IT WAS NOON WHEN JOSEPH arrived in Dothan, where his brothers were tending their flocks. In the meadows there were a number of stone cisterns, which were used for gathering and storing water during the rainy season.
Simeon was the first to see him. “Look, here comes the dreamer,” he said. “Now is our chance: let’s kill him and throw him into one of these pits and say that a wild beast ate him. Then we’ll see what good his dreams have done him.”
The brothers all nodded in approval. Some of them laughed bitterly. (Judah, the only one whose hatred hadn’t reached the boiling point, was in a different meadow, tending to a newborn lamb.)

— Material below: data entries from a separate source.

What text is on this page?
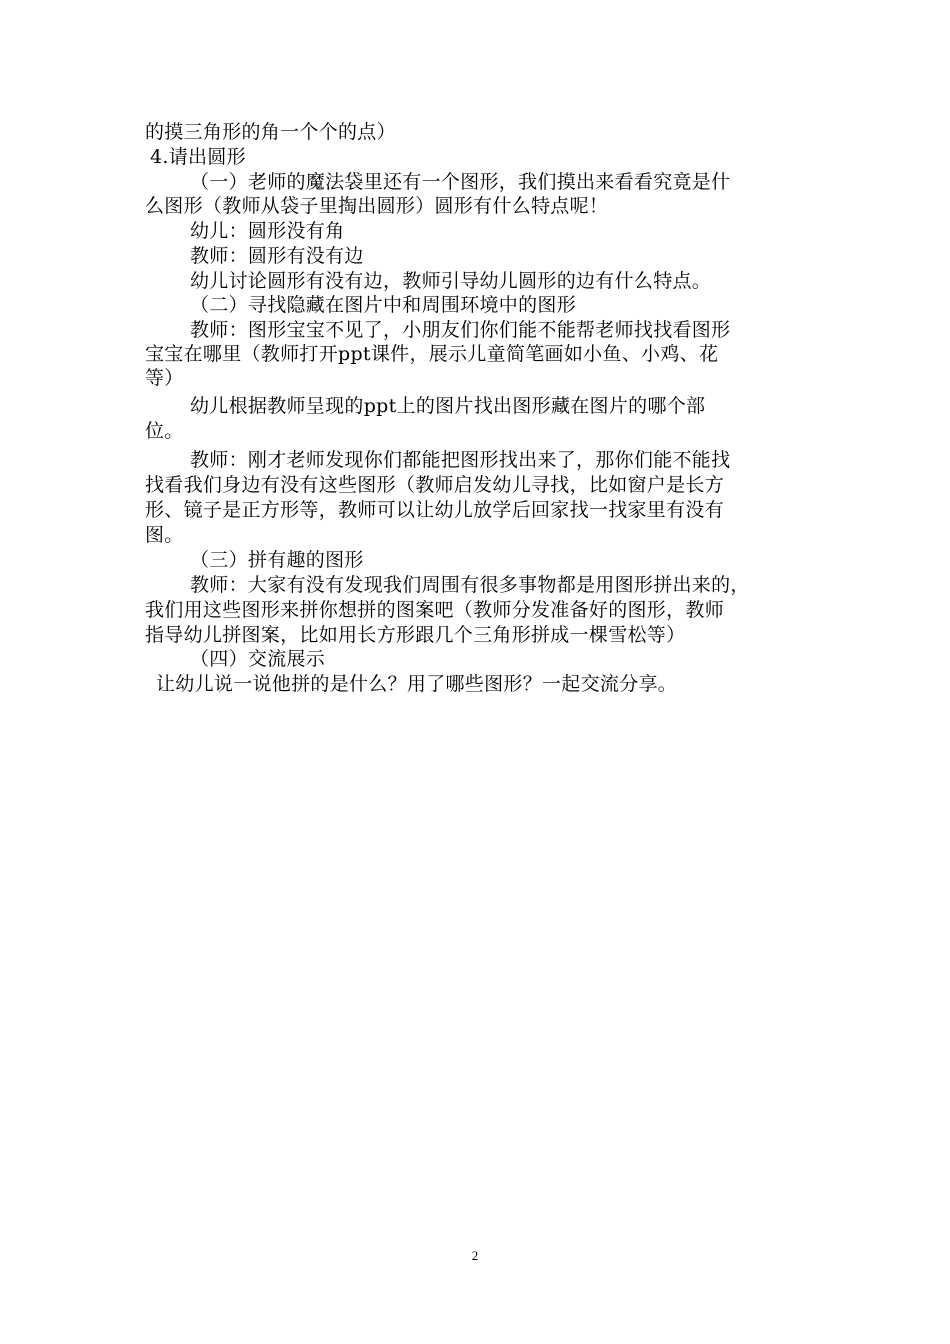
的摸三角形的角一个个的点）
4.请出圆形
（一）老师的魔法袋里还有一个图形，我们摸出来看看究竟是什
么图形（教师从袋子里掏出圆形）圆形有什么特点呢！
幼儿：圆形没有角
教师：圆形有没有边
幼儿讨论圆形有没有边，教师引导幼儿圆形的边有什么特点。
（二）寻找隐藏在图片中和周围环境中的图形
教师：图形宝宝不见了，小朋友们你们能不能帮老师找找看图形
宝宝在哪里（教师打开ppt课件，展示儿童简笔画如小鱼、小鸡、花
等）
幼儿根据教师呈现的ppt上的图片找出图形藏在图片的哪个部
位。
教师：刚才老师发现你们都能把图形找出来了，那你们能不能找
找看我们身边有没有这些图形（教师启发幼儿寻找，比如窗户是长方
形、镜子是正方形等，教师可以让幼儿放学后回家找一找家里有没有
图。
（三）拼有趣的图形
教师：大家有没有发现我们周围有很多事物都是用图形拼出来的，
我们用这些图形来拼你想拼的图案吧（教师分发准备好的图形，教师
指导幼儿拼图案，比如用长方形跟几个三角形拼成一棵雪松等）
（四）交流展示
让幼儿说一说他拼的是什么？用了哪些图形？一起交流分享。
2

As Joseph caught sight of them in the distance, he smiled. He was happy to arrive, and he thought they would be happy too. He couldn’t parse the angry faces as he drew near. Simeon and Levi ran up and pinned his arms behind him. Someone was shouting, and before he knew it, his coat was torn off, then his tunic, and someone was hitting him in the face, and his mouth was bleeding. They were dragging him by the feet now. His head bumped along the ground. There were shouts and hoots all around him. Then he was falling. His right shoulder slammed against a wall, he lay stretched out on a rock, his head ached, there was a burning in his shoulder, suddenly the light dimmed, and he was alone in the shadows.